Russia’s electoral authorities have barred war critic Boris Nadezhdin from running in the presidential election next month, saying that he had submitted too many defective signatures in support of his bid.
Politicians who wish to run in Russian elections must turn in at least 100,000 signatures — or more, in the case of independent candidates — in support of their platform.
Nadezhdin, a former Russian lawmaker and well known political pundit in Russia, submitted nearly 105,000 signatures last week to Russia’s Central Election Commission (CEC), which oversees national elections, ahead of the March 15-17 vote.
The CEC said Thursday that Nadezhdin was not eligible to run because of the high percentage of defects in the voter signatures he collected, according to a Google-translated Telegram post. The CEC claimed more than 15% of the signatures did not qualify, but did not present any evidence to back up its decision.
Boris Nadezhdin, Civic Initiative party’s candidate for Russia’s 2024 presidential election, bringing 105,000 signatures to the polling station in Moscow, Russia on January 31, 2024.
Boris Nadezhdin Press Service/Handout/Anadolu via Getty Images
A working group of the CEC had indicated that a significant number of signatures were defective, and Nadezhdin’s group had signaled that they would appeal the ruling. CEC Chairwoman Ella Pamfilova said Thursday that “the decision has been made,” Russian state-owned news agency Tass reported.
Asked about the CEC’s decision Thursday, Kremlin Press Secretary Dmitry Peskov said electoral rules were being followed, Reuters reported.
The Kremlin had already sought to limit Nadezhdin’s potential to upset an election in which a win for current Russian President Vladimir Putin is seen as a done deal. Peskov told CNBC last week that “we are not inclined to exaggerate the level of support for Mr. Nadezhdin.”
The decision to bar his candidacy will come as no surprise to close watchers of Russian politics and Kremlin critics.
Political analysts said it was extremely unlikely that a political candidate standing on a liberal, anti-war platform who has garnered a following among a metropolitan section of Russian voters, would be allowed to run in the election. They added that the Kremlin likely feared a potential swell of support for Nadezhdin that it would then have to suppress, as it has done with other political opponents.
Still, analysts have been keen to point out that Nadezhdin is part of Russia’s so-called “old school” of politicians: a former lawmaker who has been associated over the years with several parties who have backed Putin.
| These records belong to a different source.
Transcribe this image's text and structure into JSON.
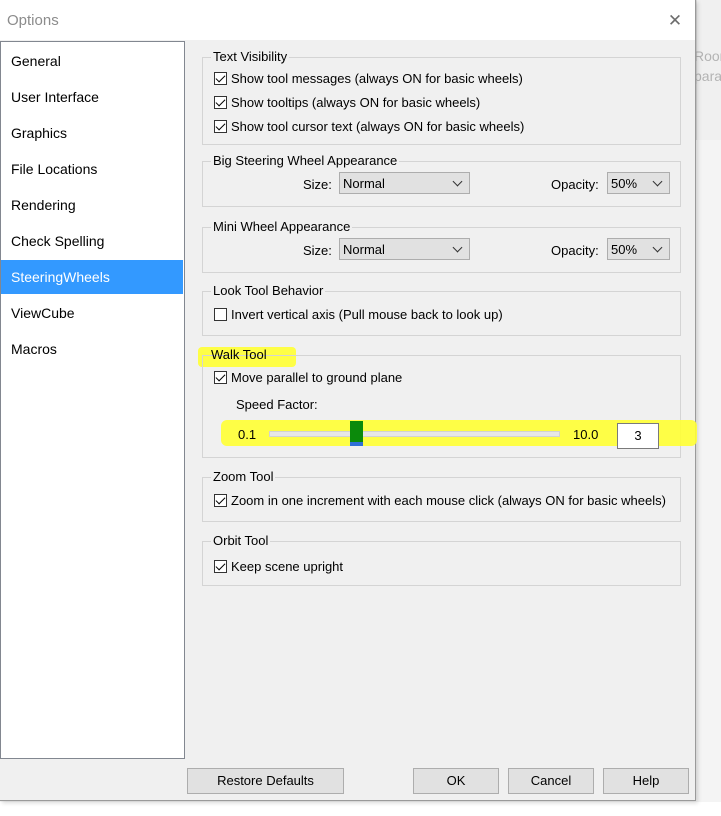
{
  "window": {
    "title": "Options",
    "close_glyph": "✕"
  },
  "background": {
    "fragment_line1": "Roor",
    "fragment_line2": "para"
  },
  "sidebar": {
    "items": [
      {
        "label": "General"
      },
      {
        "label": "User Interface"
      },
      {
        "label": "Graphics"
      },
      {
        "label": "File Locations"
      },
      {
        "label": "Rendering"
      },
      {
        "label": "Check Spelling"
      },
      {
        "label": "SteeringWheels",
        "selected": true
      },
      {
        "label": "ViewCube"
      },
      {
        "label": "Macros"
      }
    ]
  },
  "text_visibility": {
    "title": "Text Visibility",
    "show_tool_messages": {
      "label": "Show tool messages (always ON for basic wheels)",
      "checked": true
    },
    "show_tooltips": {
      "label": "Show tooltips (always ON for basic wheels)",
      "checked": true
    },
    "show_cursor_text": {
      "label": "Show tool cursor text (always ON for basic wheels)",
      "checked": true
    }
  },
  "big_wheel": {
    "title": "Big Steering Wheel Appearance",
    "size_label": "Size:",
    "size_value": "Normal",
    "opacity_label": "Opacity:",
    "opacity_value": "50%"
  },
  "mini_wheel": {
    "title": "Mini Wheel Appearance",
    "size_label": "Size:",
    "size_value": "Normal",
    "opacity_label": "Opacity:",
    "opacity_value": "50%"
  },
  "look_tool": {
    "title": "Look Tool Behavior",
    "invert_axis": {
      "label": "Invert vertical axis (Pull mouse back to look up)",
      "checked": false
    }
  },
  "walk_tool": {
    "title": "Walk Tool",
    "move_parallel": {
      "label": "Move parallel to ground plane",
      "checked": true
    },
    "speed_label": "Speed Factor:",
    "speed_min": "0.1",
    "speed_max": "10.0",
    "speed_value": "3"
  },
  "zoom_tool": {
    "title": "Zoom Tool",
    "one_increment": {
      "label": "Zoom in one increment with each mouse click (always ON for basic wheels)",
      "checked": true
    }
  },
  "orbit_tool": {
    "title": "Orbit Tool",
    "keep_upright": {
      "label": "Keep scene upright",
      "checked": true
    }
  },
  "footer": {
    "restore_label": "Restore Defaults",
    "ok_label": "OK",
    "cancel_label": "Cancel",
    "help_label": "Help"
  },
  "colors": {
    "selection": "#3399ff",
    "highlight": "#ffff33",
    "slider_thumb": "#0b8a0b"
  }
}
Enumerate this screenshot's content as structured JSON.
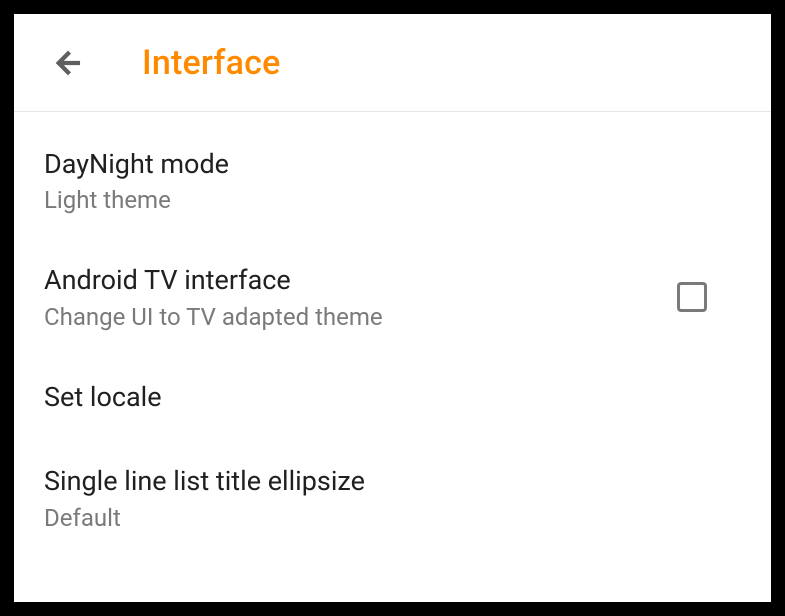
{
  "header": {
    "title": "Interface"
  },
  "settings": [
    {
      "title": "DayNight mode",
      "subtitle": "Light theme",
      "has_checkbox": false
    },
    {
      "title": "Android TV interface",
      "subtitle": "Change UI to TV adapted theme",
      "has_checkbox": true,
      "checked": false
    },
    {
      "title": "Set locale",
      "subtitle": null,
      "has_checkbox": false
    },
    {
      "title": "Single line list title ellipsize",
      "subtitle": "Default",
      "has_checkbox": false
    }
  ]
}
Nadezhdin, they noted, was still counted as a member of the “systemic opposition” that exists in Russia to at least present an appearance of political plurality.
For example, Russia’s Communist Party, Liberal Democratic Party of Russia and A Just Russia are part of the systemic opposition which rarely dissents from the Kremlin line on major issues, such as the war.
Nadezhdin was standing as a candidate on behalf of the Civic Initiative political party, under a campaign manifesto that had promoted peace with Ukraine and friendly and cooperative relations with the West, as well as fairer elections and a smaller state. The party, which has not been banned, was co-founded by Ksenia Sobchak, a Russian media personality and dabbler in political affairs, alongside former Economy Minister Andrey Nechayev and Dmitry Gudkov.
Sobchak has at times ostensibly been a part of Russia’s opposition movement, but has long been suspected of being a Kremlin stooge given her family links to President Putin. She is rumored to be his goddaughter.
Max Hess, fellow at the Foreign Policy Research Institute and author of “Economic War: Ukraine and the Global Conflict Between Russia and the West,” told CNBC that the Kremlin “seems to have used Nadezhdin as a test balloon to gauge how much liberal opposition there still is within the country, or at least how much it is willing to be public.”
Hess added that Nadezhdin was still “part of the system and very much an element of the controlled opposition” and the political fallout was likely to be minimal for him, unlike other Russian political oppoents who have been jailed or have left the country. Other Putin critics have died in mysterious circumstances.
“Like Sobchak, who was the Kremlin’s controlled-liberal-in-place-of-a-real-liberal candidate in 2018, I expect the fallout for him to be minimal, perhaps he won’t be invited back on state media talk shows for a while but that’s it,” Hess said.